Man tötet im Laufe des Spiels noch immer sehr, sehr viele Menschen und leider Gottes gibt es auch ein, zwei Passagen, in denen man in einer geskripteten Sequenz die Feinde wie Moorhühner auseinander nimmt. Doch trotzdem hat es Naughty Dog geschafft, durch Detail-Verbesserungen zu verhindern, dass ich mich den Gegner überlegen fühle und mich mit Joel und Elli problemlos durch die Gegner-Horden schnetzeln kann.
Man kann gar nicht genug wertschätzen, dass Joel tatsächlich eine Reaktion zeigt, wenn er von einer Kugel getroffen wird. Lugt ihr aus eurer Deckung heraus und werdet daraufhin angeschossen, wird Joel nach hinten geworfen, muss sich zunächst wieder aufrappeln und ist deswegen eine kurze Zeit lang ungeschützt. Anschließend reicht es nicht einfach, auf die automatisch einsetzende Regeneration zu warten. Stattdessen müsst ihr eure Energie mit Healthpacks manuell zurückgewinnen - und das dauert erneut mehrere Sekunden.

Wenn ich auf mehrere Gegner gleichzeitig treffen, habe ich tatsächlich das Gefühl, vorsichtig sein zu müssen. Ich erledige sie nicht leise, um möglichst cool zu sein - sondern weil es oft keine Alternative gibt. Sowohl Joels überraschende Anfälligkeit auf gegen ihn abgefeuerte Waffen, als auch die rare Munition bewirken, dass ich mich den Räubern, Clickern und anderem Gesocks tatsächlich nur sehr selten überlegen fühlte.
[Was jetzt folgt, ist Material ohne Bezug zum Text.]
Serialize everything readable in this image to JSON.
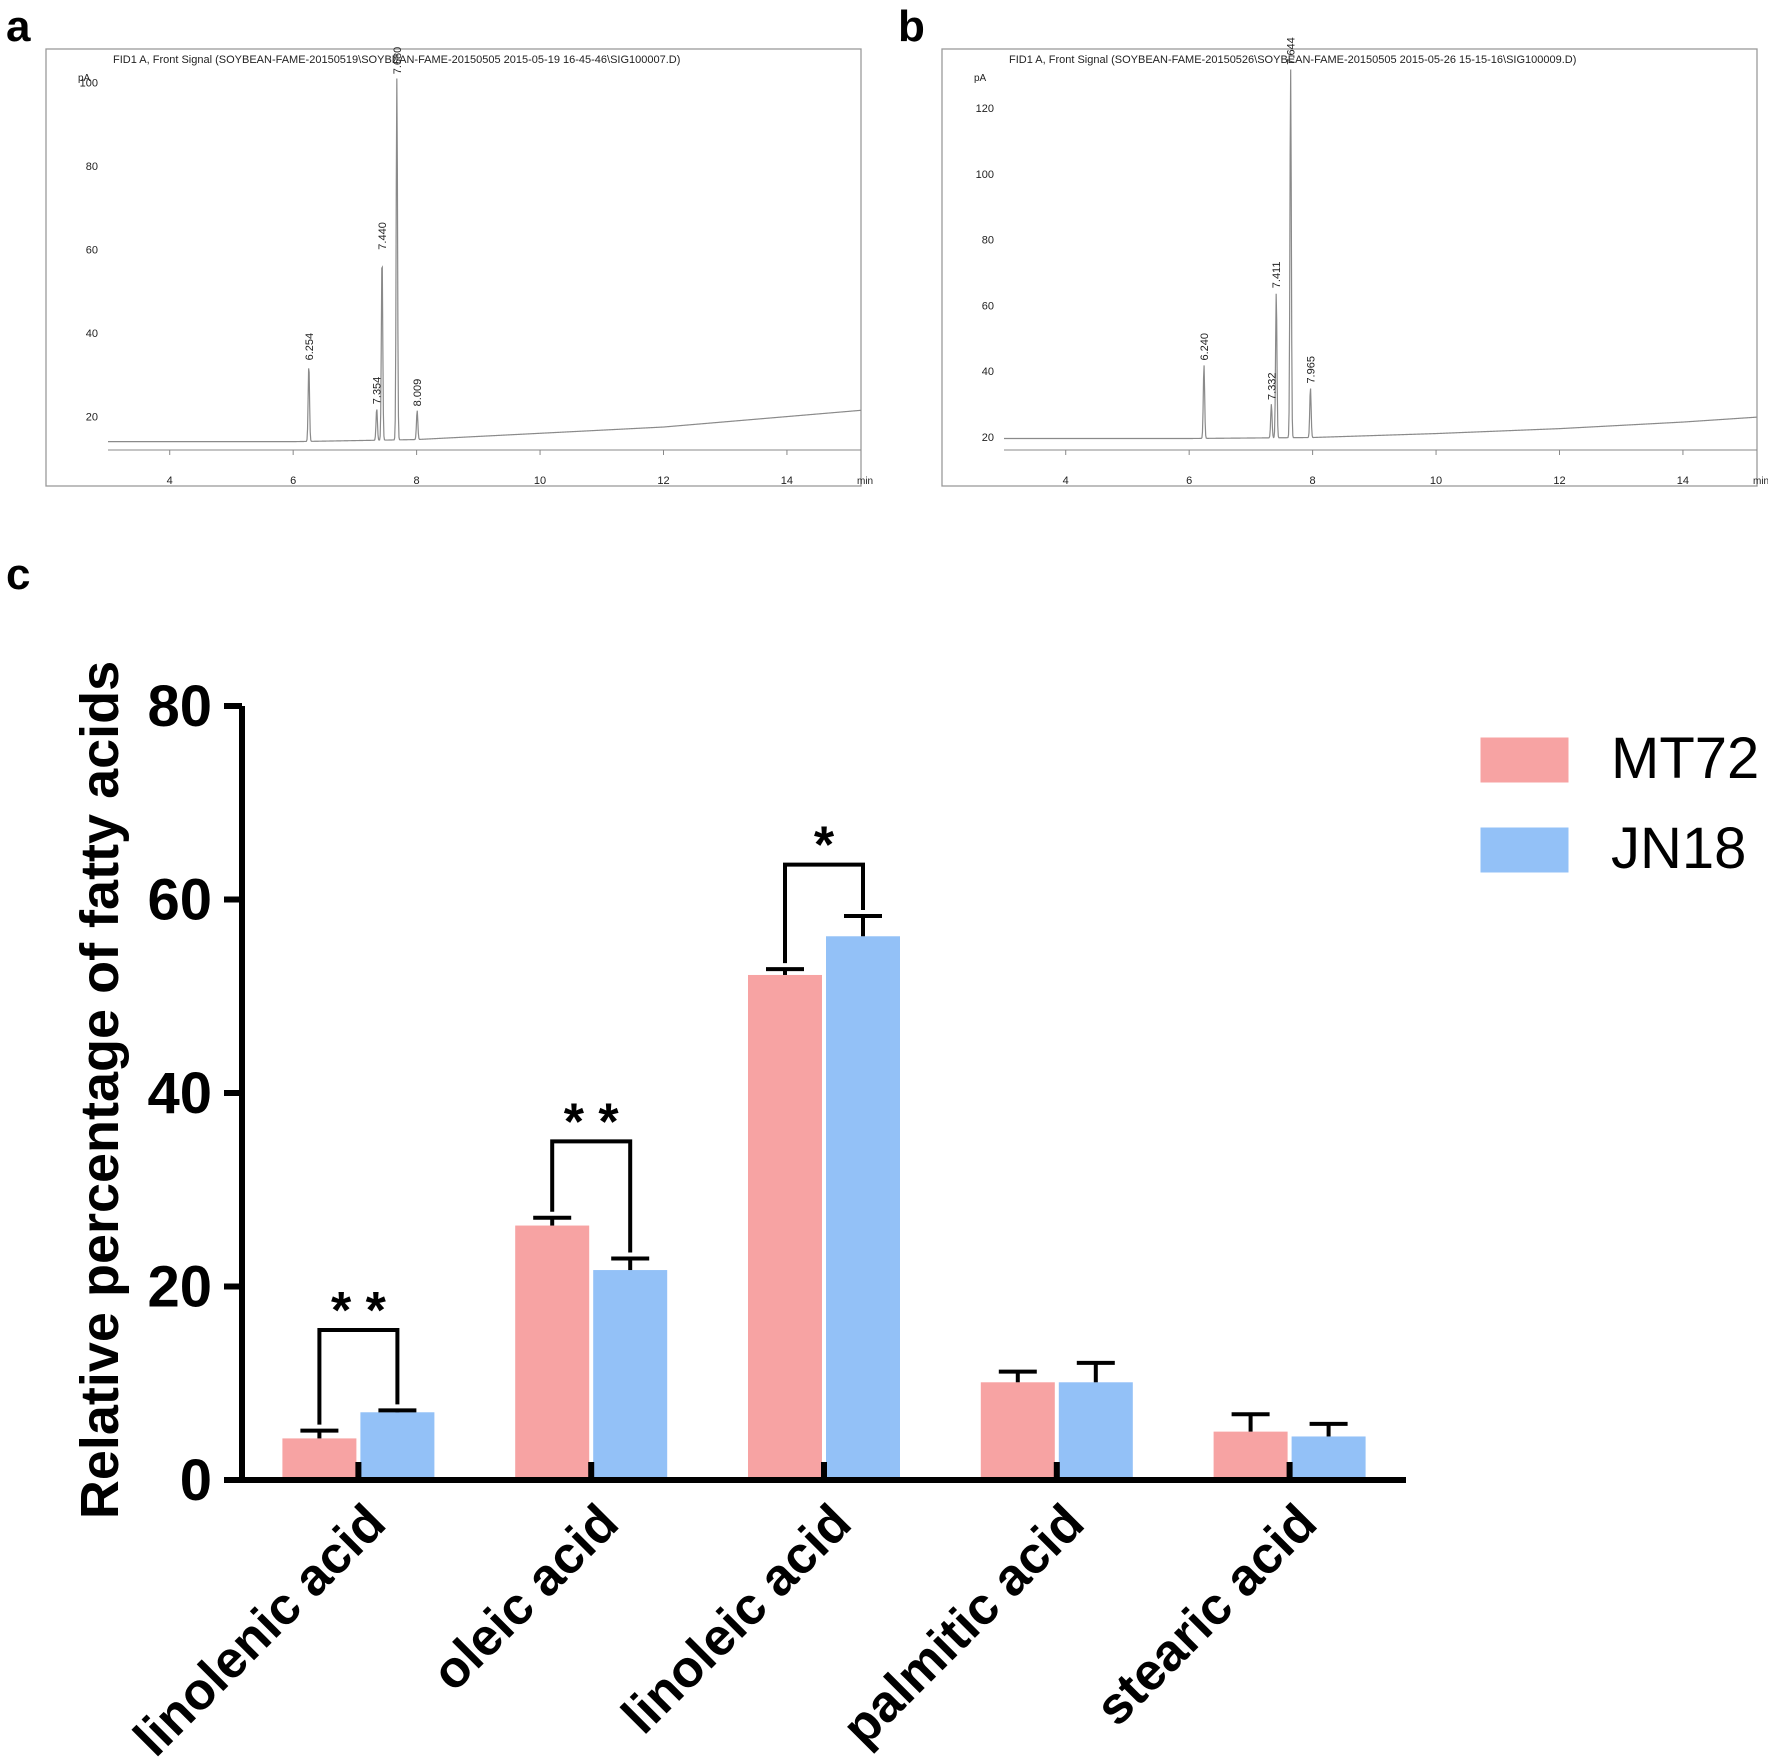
{
  "panels": {
    "a": "a",
    "b": "b",
    "c": "c"
  },
  "chart_data": [
    {
      "type": "line",
      "panel": "a",
      "title": "FID1 A, Front Signal (SOYBEAN-FAME-20150519\\SOYBEAN-FAME-20150505 2015-05-19 16-45-46\\SIG100007.D)",
      "xlabel": "min",
      "ylabel": "pA",
      "xlim": [
        3,
        15.2
      ],
      "ylim": [
        12,
        108
      ],
      "xticks": [
        4,
        6,
        8,
        10,
        12,
        14
      ],
      "yticks": [
        20,
        40,
        60,
        80,
        100
      ],
      "baseline": {
        "x": [
          3,
          6,
          8,
          10,
          12,
          14,
          15.2
        ],
        "y": [
          14,
          14,
          14.5,
          16,
          17.5,
          20,
          21.5
        ]
      },
      "peaks": [
        {
          "label": "6.254",
          "x": 6.254,
          "y": 32.5
        },
        {
          "label": "7.354",
          "x": 7.354,
          "y": 22
        },
        {
          "label": "7.440",
          "x": 7.44,
          "y": 59
        },
        {
          "label": "7.680",
          "x": 7.68,
          "y": 101
        },
        {
          "label": "8.009",
          "x": 8.009,
          "y": 21.5
        }
      ]
    },
    {
      "type": "line",
      "panel": "b",
      "title": "FID1 A, Front Signal (SOYBEAN-FAME-20150526\\SOYBEAN-FAME-20150505 2015-05-26 15-15-16\\SIG100009.D)",
      "xlabel": "min",
      "ylabel": "pA",
      "xlim": [
        3,
        15.2
      ],
      "ylim": [
        16,
        138
      ],
      "xticks": [
        4,
        6,
        8,
        10,
        12,
        14
      ],
      "yticks": [
        20,
        40,
        60,
        80,
        100,
        120
      ],
      "baseline": {
        "x": [
          3,
          6,
          8,
          10,
          12,
          14,
          15.2
        ],
        "y": [
          19.5,
          19.5,
          19.8,
          21,
          22.5,
          24.5,
          26
        ]
      },
      "peaks": [
        {
          "label": "6.240",
          "x": 6.24,
          "y": 42
        },
        {
          "label": "7.332",
          "x": 7.332,
          "y": 30
        },
        {
          "label": "7.411",
          "x": 7.411,
          "y": 64
        },
        {
          "label": "7.644",
          "x": 7.644,
          "y": 132
        },
        {
          "label": "7.965",
          "x": 7.965,
          "y": 35
        }
      ]
    },
    {
      "type": "bar",
      "panel": "c",
      "ylabel": "Relative percentage of fatty acids",
      "xlabel": "",
      "ylim": [
        0,
        80
      ],
      "yticks": [
        0,
        20,
        40,
        60,
        80
      ],
      "categories": [
        "linolenic acid",
        "oleic acid",
        "linoleic acid",
        "palmitic acid",
        "stearic acid"
      ],
      "series": [
        {
          "name": "MT72",
          "color": "#f7a3a3",
          "values": [
            4.3,
            26.3,
            52.2,
            10.1,
            5.0
          ],
          "errors": [
            0.8,
            0.8,
            0.6,
            1.1,
            1.8
          ]
        },
        {
          "name": "JN18",
          "color": "#93c1f7",
          "values": [
            7.0,
            21.7,
            56.2,
            10.1,
            4.5
          ],
          "errors": [
            0.2,
            1.2,
            2.1,
            2.0,
            1.3
          ]
        }
      ],
      "significance": [
        {
          "category": "linolenic acid",
          "label": "* *",
          "bracket_y": 15.5
        },
        {
          "category": "oleic acid",
          "label": "* *",
          "bracket_y": 35.0
        },
        {
          "category": "linoleic acid",
          "label": "*",
          "bracket_y": 63.6
        }
      ],
      "legend_position": "top-right"
    }
  ]
}
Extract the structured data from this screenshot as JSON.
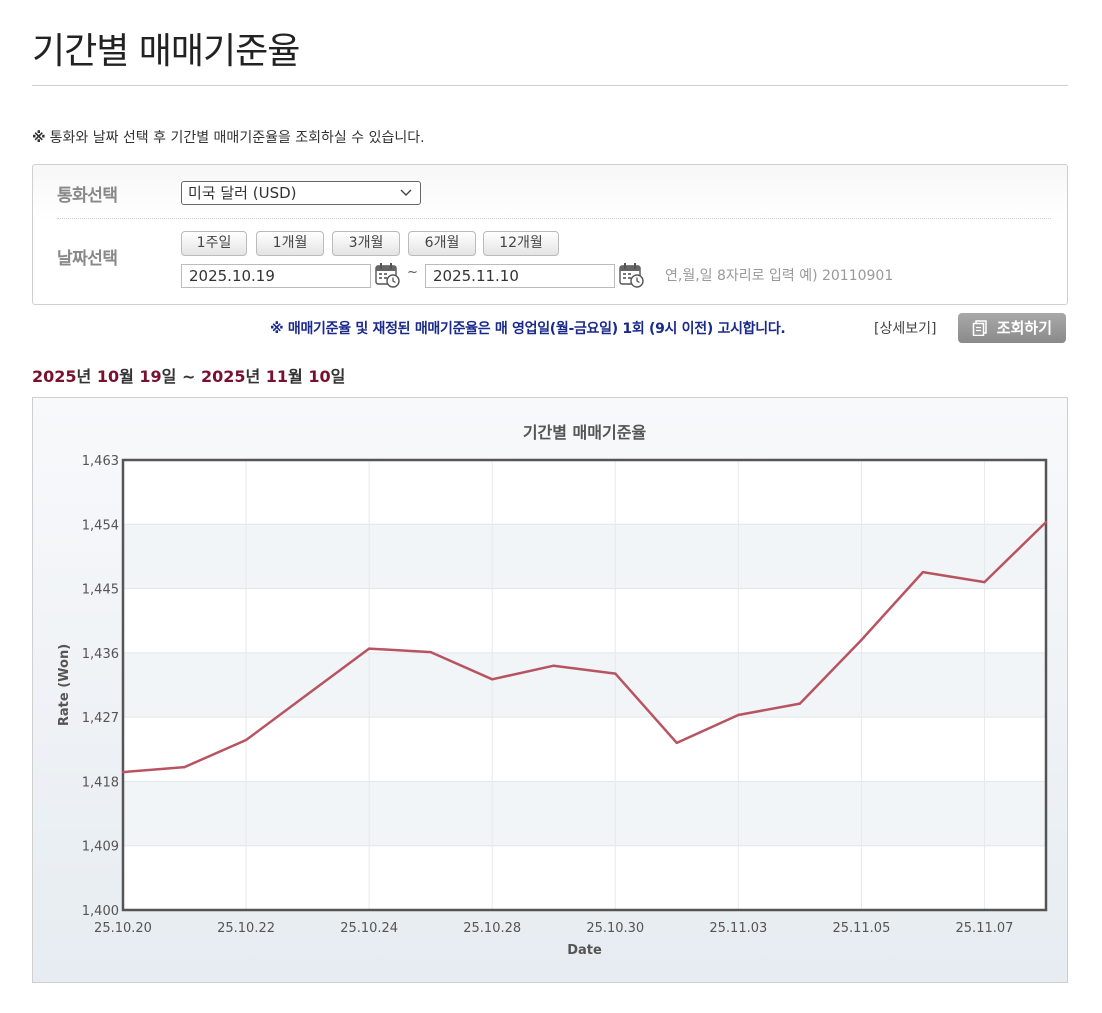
{
  "page": {
    "title": "기간별 매매기준율",
    "notice_mark": "※",
    "notice": "통화와 날짜 선택 후 기간별 매매기준율을 조회하실 수 있습니다."
  },
  "filter": {
    "currency_label": "통화선택",
    "currency_value": "미국 달러 (USD)",
    "date_label": "날짜선택",
    "period_buttons": [
      "1주일",
      "1개월",
      "3개월",
      "6개월",
      "12개월"
    ],
    "start_date": "2025.10.19",
    "end_date": "2025.11.10",
    "tilde": "~",
    "date_hint": "연,월,일 8자리로 입력 예) 20110901"
  },
  "notice2": "※ 매매기준율 및 재정된 매매기준율은 매 영업일(월-금요일) 1회 (9시 이전) 고시합니다.",
  "detail_link": "[상세보기]",
  "search_button": "조회하기",
  "range": {
    "y1": "2025",
    "u_year": "년 ",
    "m1": "10",
    "u_month": "월 ",
    "d1": "19",
    "u_day": "일",
    "sep": " ~ ",
    "y2": "2025",
    "m2": "11",
    "d2": "10"
  },
  "colors": {
    "line": "#b85462",
    "accent": "#7a1030",
    "notice2": "#1a2a8a"
  },
  "icons": {
    "calendar": "calendar-icon",
    "chevron": "chevron-down-icon",
    "doc": "document-icon"
  },
  "chart_data": {
    "type": "line",
    "title": "기간별 매매기준율",
    "xlabel": "Date",
    "ylabel": "Rate (Won)",
    "ylim": [
      1400,
      1463
    ],
    "yticks": [
      "1,400",
      "1,409",
      "1,418",
      "1,427",
      "1,436",
      "1,445",
      "1,454",
      "1,463"
    ],
    "xtick_labels": [
      "25.10.20",
      "25.10.22",
      "25.10.24",
      "25.10.28",
      "25.10.30",
      "25.11.03",
      "25.11.05",
      "25.11.07"
    ],
    "grid": true,
    "legend": "none",
    "series": [
      {
        "x": [
          "25.10.20",
          "25.10.21",
          "25.10.22",
          "25.10.23",
          "25.10.24",
          "25.10.27",
          "25.10.28",
          "25.10.29",
          "25.10.30",
          "25.10.31",
          "25.11.03",
          "25.11.04",
          "25.11.05",
          "25.11.06",
          "25.11.07",
          "25.11.10"
        ],
        "values": [
          1419.3,
          1420.0,
          1423.8,
          1430.2,
          1436.6,
          1436.1,
          1432.3,
          1434.2,
          1433.1,
          1423.4,
          1427.3,
          1428.9,
          1437.8,
          1447.3,
          1445.9,
          1454.3
        ]
      }
    ]
  }
}
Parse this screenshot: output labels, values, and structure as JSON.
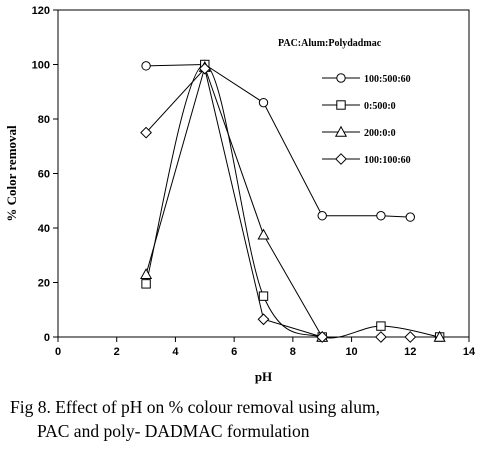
{
  "chart_data": {
    "type": "line",
    "title": "",
    "xlabel": "pH",
    "ylabel": "% Color removal",
    "xlim": [
      0,
      14
    ],
    "ylim": [
      0,
      120
    ],
    "xticks": [
      0,
      2,
      4,
      6,
      8,
      10,
      12,
      14
    ],
    "yticks": [
      0,
      20,
      40,
      60,
      80,
      100,
      120
    ],
    "grid": false,
    "legend_title": "PAC:Alum:Polydadmac",
    "legend_position": "top-right",
    "series": [
      {
        "name": "100:500:60",
        "marker": "circle",
        "points": [
          [
            3,
            99.5
          ],
          [
            5,
            100
          ],
          [
            7,
            86
          ],
          [
            9,
            44.5
          ],
          [
            11,
            44.5
          ],
          [
            12,
            44
          ]
        ]
      },
      {
        "name": "0:500:0",
        "marker": "square",
        "points": [
          [
            3,
            19.5
          ],
          [
            5,
            100
          ],
          [
            7,
            15
          ],
          [
            9,
            0
          ],
          [
            11,
            4
          ],
          [
            13,
            0
          ]
        ]
      },
      {
        "name": "200:0:0",
        "marker": "triangle",
        "points": [
          [
            3,
            23
          ],
          [
            5,
            99
          ],
          [
            7,
            37.5
          ],
          [
            9,
            0
          ],
          [
            13,
            0
          ]
        ]
      },
      {
        "name": "100:100:60",
        "marker": "diamond",
        "points": [
          [
            3,
            75
          ],
          [
            5,
            98.5
          ],
          [
            7,
            6.5
          ],
          [
            9,
            0
          ],
          [
            11,
            0
          ],
          [
            12,
            0
          ]
        ]
      }
    ]
  },
  "caption": {
    "line1": "Fig 8. Effect of pH on % colour removal using alum,",
    "line2": "PAC and poly- DADMAC  formulation"
  }
}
Leider hat man es nicht geschafft, das auf das Nahkampf-System zu übertragen. Wildes Hämmern auf die Viereck-Taste reicht, um die meisten aller Gegner auszuschalten. Nur bei den Clickern heißt es, Vorsicht zu bewahren.
Naughty Dog hat es geschafft, mir das Gefühl zu geben, ich sei verwundbar - obwohl ich im Endeffekt doch wieder eine absurde Zahl an Menschen töte. Das ist ein wichtiger, erster Schritt, dem jedoch hoffentlich noch viele folgen werden. Wenn es „The Last of Us 3“ mal hinbekommen wird, dass ich gegen jeden einzelnen Gegner ins Schwitzen gerade, dass mir jede feindliche Aktion gefährlich werden kann - erst dann wird das Spielgeschehen auch wirklich zu der Geschichte passen. Ich hoffe sehr, dass wir dort eines Tages ankommen werden.